The Tribunal found that the U.S. authorities’ decision with respect to Mr. Latif was made in the context of racial profiling, and that Bombardier’s denial thus had the effect of creating a distinction based on one of the prohibited grounds under the Québec Charter. It concluded on this basis that there was prima facie proof of discrimination, and ordered Bombardier to “cease applying or considering the standards and decisions of the U.S. authorities in ‘national security’ matters when dealing with applications for the training of pilots under Canadian pilot’s licences.”

However, the Québec Court of Appeal found that the Tribunal erred in finding that there was a causal connection between the exclusion and a prohibited ground because there was no proof that the U.S. authorities’ decision was itself discriminatory, and set the decision aside.

On further appeal, the Supreme Court of Canada considered the degree of proof needed to establish prima facie discrimination, and whether the order against Bombardier was justified. The Court set out the following test to establish a case of prima facie discrimination under the Québec Charter:

  • Differential Treatment – The plaintiff must prove that a decision, measure or conduct affects him or her differently from others to whom it may apply.
  • Connection – The plaintiff must establish that the distinction, exclusion or preference in question is “based” on one of the protected grounds of discrimination. In discussing this branch of the test, the Court concluded that the term “causal connection” is no longer appropriate in the discrimination context – all that is required is that the plaintiff show a “connection” or “factor” between a prohibited ground of discrimination and the distinction, exclusion or preference of which he or she complains. The Court then went on to find that while the proof required of a plaintiff is of a simple “connection” or “factor” it must still be proven on a balance of probabilities.
  • Affect – The plaintiff must show that the distinction, exclusion or preference affects the full and equal exercise of a right or freedom guaranteed to the plaintiff.
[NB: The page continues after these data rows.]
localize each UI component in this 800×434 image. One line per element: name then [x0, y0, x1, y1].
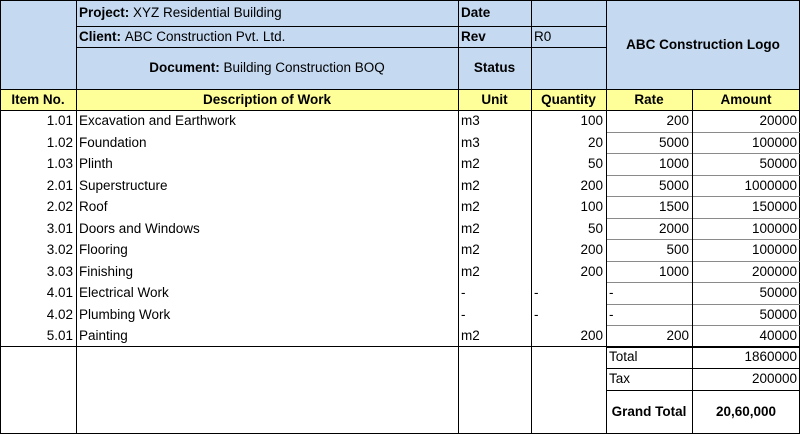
row-quantity[interactable]: 200: [580, 263, 603, 279]
row-amount[interactable]: 50000: [759, 285, 797, 300]
client-value: ABC Construction Pvt. Ltd.: [124, 28, 286, 44]
row-rate[interactable]: 1500: [658, 199, 689, 214]
grid-line-h: [76, 47, 606, 48]
grid-line-v: [606, 110, 607, 346]
client-cell[interactable]: [76, 26, 458, 47]
row-amount[interactable]: 40000: [759, 328, 797, 343]
row-item-no[interactable]: 3.03: [46, 263, 73, 279]
row-description[interactable]: Doors and Windows: [79, 220, 200, 236]
grid-line-v: [531, 0, 532, 89]
row-quantity[interactable]: 50: [587, 220, 603, 236]
grid-line-v: [606, 89, 607, 110]
grid-line-v: [0, 0, 1, 434]
row-amount[interactable]: 100000: [751, 242, 797, 257]
grid-line-h: [76, 26, 606, 27]
grid-line-v: [692, 89, 693, 110]
row-item-no[interactable]: 4.02: [46, 306, 73, 322]
grid-line-h: [606, 153, 800, 154]
row-item-no[interactable]: 1.03: [46, 156, 73, 171]
col-header-amount: Amount: [692, 89, 800, 110]
row-item-no[interactable]: 2.02: [46, 199, 73, 214]
row-rate[interactable]: 200: [666, 328, 689, 343]
grid-line-h: [606, 390, 800, 391]
grid-line-v: [76, 89, 77, 110]
date-value[interactable]: [531, 0, 606, 26]
company-logo: ABC Construction Logo: [606, 0, 800, 89]
row-rate[interactable]: 1000: [658, 263, 689, 279]
row-rate[interactable]: 200: [666, 113, 689, 128]
grid-line-v: [531, 89, 532, 110]
grid-line-h: [606, 304, 800, 305]
grand-total-value[interactable]: 20,60,000: [715, 404, 777, 420]
grid-line-v: [606, 346, 607, 434]
row-quantity[interactable]: -: [534, 306, 539, 322]
grid-line-v: [606, 0, 607, 89]
grid-line-v: [458, 0, 459, 89]
grid-line-h: [0, 89, 800, 90]
grid-line-h: [606, 196, 800, 197]
document-label: Document:: [149, 60, 220, 76]
tax-value[interactable]: 200000: [751, 371, 797, 387]
row-quantity[interactable]: 100: [580, 199, 603, 214]
rev-label: Rev: [458, 26, 531, 47]
row-rate[interactable]: 1000: [658, 156, 689, 171]
row-quantity[interactable]: 50: [587, 156, 603, 171]
row-unit[interactable]: m2: [461, 220, 480, 236]
row-description[interactable]: Roof: [79, 199, 108, 214]
grid-line-v: [531, 110, 532, 346]
row-amount[interactable]: 20000: [759, 113, 797, 128]
row-amount[interactable]: 150000: [751, 199, 797, 214]
col-header-description: Description of Work: [76, 89, 458, 110]
row-unit[interactable]: m2: [461, 263, 480, 279]
row-rate[interactable]: 5000: [658, 177, 689, 193]
grid-line-h: [606, 325, 800, 326]
col-header-rate: Rate: [606, 89, 692, 110]
rev-value[interactable]: R0: [531, 26, 606, 47]
grid-line-v: [692, 346, 693, 434]
header-left-blank: [0, 0, 76, 89]
grid-line-h: [0, 0, 800, 1]
grid-line-h: [606, 175, 800, 176]
row-quantity[interactable]: 200: [580, 328, 603, 343]
row-quantity[interactable]: 100: [580, 113, 603, 128]
row-rate[interactable]: 2000: [658, 220, 689, 236]
row-unit[interactable]: -: [461, 285, 466, 300]
row-item-no[interactable]: 5.01: [46, 328, 73, 343]
tax-label: Tax: [609, 371, 631, 387]
status-label: Status: [458, 47, 531, 89]
grid-line-h: [606, 218, 800, 219]
row-item-no[interactable]: 4.01: [46, 285, 73, 300]
project-label: Project:: [79, 5, 130, 21]
row-quantity[interactable]: 200: [580, 242, 603, 257]
grid-line-h: [606, 347, 800, 348]
grid-line-h: [606, 239, 800, 240]
row-item-no[interactable]: 1.02: [46, 134, 73, 150]
row-description[interactable]: Superstructure: [79, 177, 168, 193]
grid-line-h: [606, 282, 800, 283]
row-description[interactable]: Foundation: [79, 134, 147, 150]
grid-line-v: [458, 89, 459, 110]
document-value: Building Construction BOQ: [223, 60, 385, 76]
row-unit[interactable]: m2: [461, 156, 480, 171]
grid-line-v: [692, 110, 693, 346]
row-quantity[interactable]: 200: [580, 177, 603, 193]
col-header-quantity: Quantity: [531, 89, 606, 110]
row-description[interactable]: Flooring: [79, 242, 128, 257]
row-unit[interactable]: m2: [461, 199, 480, 214]
project-cell[interactable]: [76, 0, 458, 26]
col-header-unit: Unit: [458, 89, 531, 110]
row-amount[interactable]: 100000: [751, 220, 797, 236]
row-rate[interactable]: -: [609, 285, 614, 300]
row-quantity[interactable]: 20: [587, 134, 603, 150]
grid-line-v: [76, 110, 77, 346]
grand-total-label: Grand Total: [611, 404, 687, 420]
total-label: Total: [609, 349, 638, 365]
row-unit[interactable]: m3: [461, 134, 480, 150]
grid-line-v: [76, 346, 77, 434]
grid-line-v: [76, 0, 77, 89]
row-description[interactable]: Excavation and Earthwork: [79, 113, 236, 128]
grid-line-v: [531, 346, 532, 434]
row-description[interactable]: Finishing: [79, 263, 134, 279]
row-description[interactable]: Electrical Work: [79, 285, 169, 300]
row-amount[interactable]: 200000: [751, 263, 797, 279]
row-description[interactable]: Plumbing Work: [79, 306, 171, 322]
row-amount[interactable]: 1000000: [744, 177, 797, 193]
grid-line-h: [606, 132, 800, 133]
row-amount[interactable]: 50000: [759, 306, 797, 322]
row-quantity[interactable]: -: [534, 285, 539, 300]
row-unit[interactable]: m3: [461, 113, 480, 128]
row-unit[interactable]: m2: [461, 328, 480, 343]
grid-line-h: [0, 110, 800, 111]
row-description[interactable]: Plinth: [79, 156, 113, 171]
total-value[interactable]: 1860000: [744, 349, 797, 365]
row-item-no[interactable]: 2.01: [46, 177, 73, 193]
date-label: Date: [458, 0, 531, 26]
client-label: Client:: [79, 28, 121, 44]
document-cell[interactable]: [76, 47, 458, 89]
row-amount[interactable]: 100000: [751, 134, 797, 150]
row-rate[interactable]: 5000: [658, 134, 689, 150]
grid-line-h: [606, 368, 800, 369]
row-unit[interactable]: m2: [461, 177, 480, 193]
row-unit[interactable]: m2: [461, 242, 480, 257]
row-item-no[interactable]: 3.02: [46, 242, 73, 257]
row-item-no[interactable]: 1.01: [46, 113, 73, 128]
grid-line-v: [458, 110, 459, 346]
grid-line-h: [0, 346, 800, 347]
grid-line-v: [458, 346, 459, 434]
status-value[interactable]: [531, 47, 606, 89]
row-unit[interactable]: -: [461, 306, 466, 322]
project-value: XYZ Residential Building: [133, 5, 282, 21]
row-item-no[interactable]: 3.01: [46, 220, 73, 236]
row-description[interactable]: Painting: [79, 328, 128, 343]
row-rate[interactable]: -: [609, 306, 614, 322]
row-amount[interactable]: 50000: [759, 156, 797, 171]
col-header-item: Item No.: [0, 89, 76, 110]
grid-line-h: [606, 261, 800, 262]
row-rate[interactable]: 500: [666, 242, 689, 257]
The Supreme Court of Canada upheld the Québec Court of Appeal’s decision, finding that there was insufficient proof that Mr. Latif’s ethnic or national origin was a factor in the U.S. authorities’ decision.

The Court’s decision in this case clarifies that the standard of proof which normally applies in civil cases also applies to establishing a prima facie case of discrimination – in other words, there is no relaxation of the complainant’s obligation to prove his or her case and meet the applicable standard of proof. In determining whether or not a complainant has established a prima facie case of discrimination, the Tribunal will require evidence that is tangibly related to the impugned decision or conduct. Accordingly, presumptions based on social context alone will be insufficient when analyzing a decision against a single member of the group.

In discussing these issues, the Court cautioned against a company blindly complying with discriminatory decisions of a foreign authority or third party. Although this was not the case here, blind compliance to discriminatory decisions may expose an organization to liability under human rights legislation where there is evidence of a connection between the prohibited ground and the foreign decision in question.